Common mistakes to avoid

  • Building or buying too small a coop. Crowded hens get stressed, dirty, and sick. Give each bird plenty of room inside the coop and in the run so they stay calm and healthy.
  • Skipping real predator-proofing. Flimsy chicken wire keeps hens in but does not keep raccoons, foxes, or hawks out. Use sturdy hardware cloth, bury it around the perimeter, and lock the coop every night.
  • Overcrowding the flock. Adding more birds than your space can comfortably hold leads to bullying, mess, and disease. Start small and only expand if you have the room.
  • Feeding the wrong food. Table scraps and scratch grains are treats, not meals. Laying hens need a proper layer feed plus grit and oyster shell to stay healthy and lay well-shelled eggs.
  • Not checking local ordinances first. Many towns limit flock size or ban roosters, and some neighborhoods forbid hens entirely. Confirm the rules before you buy a single bird.
  • Ignoring winter and summer extremes. Hens need shade, ventilation, and fresh water in heat, and a dry, draft-free (but not sealed) coop in cold. Plan for both seasons before they arrive.
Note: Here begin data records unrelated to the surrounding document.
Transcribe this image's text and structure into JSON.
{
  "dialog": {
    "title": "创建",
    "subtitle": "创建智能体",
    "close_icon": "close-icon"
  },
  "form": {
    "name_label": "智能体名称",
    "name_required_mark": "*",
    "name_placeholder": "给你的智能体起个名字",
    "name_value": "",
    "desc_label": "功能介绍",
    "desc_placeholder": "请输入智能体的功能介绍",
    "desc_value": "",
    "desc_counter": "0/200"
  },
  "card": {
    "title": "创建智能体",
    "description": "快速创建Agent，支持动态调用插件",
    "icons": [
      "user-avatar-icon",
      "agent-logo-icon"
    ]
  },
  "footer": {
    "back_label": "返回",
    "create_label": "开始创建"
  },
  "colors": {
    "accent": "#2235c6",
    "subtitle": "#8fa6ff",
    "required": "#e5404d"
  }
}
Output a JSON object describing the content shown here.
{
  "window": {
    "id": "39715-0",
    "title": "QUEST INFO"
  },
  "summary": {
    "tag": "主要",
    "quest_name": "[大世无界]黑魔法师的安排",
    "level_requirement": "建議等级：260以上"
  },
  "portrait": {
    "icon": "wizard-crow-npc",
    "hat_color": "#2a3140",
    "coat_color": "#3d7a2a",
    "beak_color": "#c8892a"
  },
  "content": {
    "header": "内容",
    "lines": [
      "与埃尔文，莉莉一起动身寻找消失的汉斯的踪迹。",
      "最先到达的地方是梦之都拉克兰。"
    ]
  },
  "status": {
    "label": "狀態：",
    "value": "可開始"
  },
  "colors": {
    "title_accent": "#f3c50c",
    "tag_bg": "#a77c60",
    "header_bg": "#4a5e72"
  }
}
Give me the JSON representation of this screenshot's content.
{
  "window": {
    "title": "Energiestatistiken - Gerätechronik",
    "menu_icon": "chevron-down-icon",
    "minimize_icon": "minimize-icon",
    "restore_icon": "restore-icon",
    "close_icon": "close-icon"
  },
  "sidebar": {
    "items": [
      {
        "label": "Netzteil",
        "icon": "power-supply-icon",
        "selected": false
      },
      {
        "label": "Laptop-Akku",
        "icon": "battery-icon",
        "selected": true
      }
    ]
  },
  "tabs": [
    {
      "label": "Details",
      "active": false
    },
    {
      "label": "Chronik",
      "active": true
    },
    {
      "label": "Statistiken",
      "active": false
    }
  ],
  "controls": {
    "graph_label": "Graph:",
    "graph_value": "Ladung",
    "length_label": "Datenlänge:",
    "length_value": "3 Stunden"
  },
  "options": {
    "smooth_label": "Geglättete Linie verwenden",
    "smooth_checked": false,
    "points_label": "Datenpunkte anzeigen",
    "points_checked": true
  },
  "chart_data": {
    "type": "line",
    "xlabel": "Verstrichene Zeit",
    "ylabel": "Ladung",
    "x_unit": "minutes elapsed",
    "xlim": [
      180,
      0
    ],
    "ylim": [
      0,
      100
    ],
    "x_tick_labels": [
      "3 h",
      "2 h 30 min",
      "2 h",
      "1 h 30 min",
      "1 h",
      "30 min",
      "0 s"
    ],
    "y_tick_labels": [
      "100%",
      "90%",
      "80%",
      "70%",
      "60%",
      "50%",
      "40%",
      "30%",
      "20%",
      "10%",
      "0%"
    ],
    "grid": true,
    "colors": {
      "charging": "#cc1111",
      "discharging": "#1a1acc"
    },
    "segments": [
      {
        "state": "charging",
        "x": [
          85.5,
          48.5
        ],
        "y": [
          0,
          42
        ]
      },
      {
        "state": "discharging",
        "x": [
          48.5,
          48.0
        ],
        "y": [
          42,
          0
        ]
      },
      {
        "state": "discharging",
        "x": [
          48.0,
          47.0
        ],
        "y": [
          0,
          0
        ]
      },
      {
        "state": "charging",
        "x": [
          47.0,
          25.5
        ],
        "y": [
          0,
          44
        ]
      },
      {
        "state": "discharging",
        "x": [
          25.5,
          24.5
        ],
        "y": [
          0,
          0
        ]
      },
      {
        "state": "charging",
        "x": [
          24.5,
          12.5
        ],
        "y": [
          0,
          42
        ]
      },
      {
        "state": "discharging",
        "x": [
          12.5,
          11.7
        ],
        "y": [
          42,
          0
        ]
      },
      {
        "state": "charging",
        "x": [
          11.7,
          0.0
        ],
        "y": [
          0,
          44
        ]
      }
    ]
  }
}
Make it easier on your body

Simple ways to keep backyard chickens comfortable and safe with arthritis, low vision, or limited mobility.

  • Choose a raised coop with waist-height nesting boxes so you can gather eggs and refill feeders without bending down or crouching.
  • Fit automatic feeders, automatic waterers, and an automatic coop door so the birds are fed, watered, and let out and shut in each day with almost no daily effort from you.
  • Keep a small, manageable flock of just a few hens. Fewer birds means less feed to lift, less mess to clean, and a routine that stays easy on your body.
  • Use a rolling garden cart or wagon to move heavy feed bags, bedding, and water containers so you never have to carry anything awkward across the yard.
  • Lay down non-slip, level paths from the house to the coop so the walk stays safe and steady in wet or icy weather.
  • Reach for easy-grip, long-handled tools for scooping feed and cleaning bedding, which take the strain off your hands, back, and knees.

Words you'll hear

Pullet
A young female chicken, under about a year old, that has not yet started laying or has only just begun.
Brooder
A warm, safe enclosure with a heat source where baby chicks are raised until they are feathered enough to live outside.
Roost
A raised bar or perch inside the coop where chickens naturally sleep at night, up off the floor.
Nesting box
A small, cozy box, usually filled with bedding, where hens go to lay their eggs.
Molt
The natural yearly period when a chicken sheds and regrows its feathers, during which egg-laying usually slows or pauses.
Pecking order
The natural social ranking within a flock that decides who eats, drinks, and roosts first. Understanding it helps you keep peace in the flock.
Coop
The enclosed, predator-proof house where chickens sleep, shelter, and lay their eggs, usually attached to an outdoor run.

Where to find your people

  • Local poultry and backyard chicken clubs, where experienced keepers share advice, swap birds, and help newcomers get started.
  • Your neighborhood feed store, which is a goldmine of local knowledge on breeds, feed, and what works in your climate.
  • The BackYard Chickens forum (backyardchickens.com), the largest online community for chicken keepers, with friendly help on every question imaginable.
  • Your county extension office, which often offers free, science-based guidance on flock health, rules, and safe chicken keeping.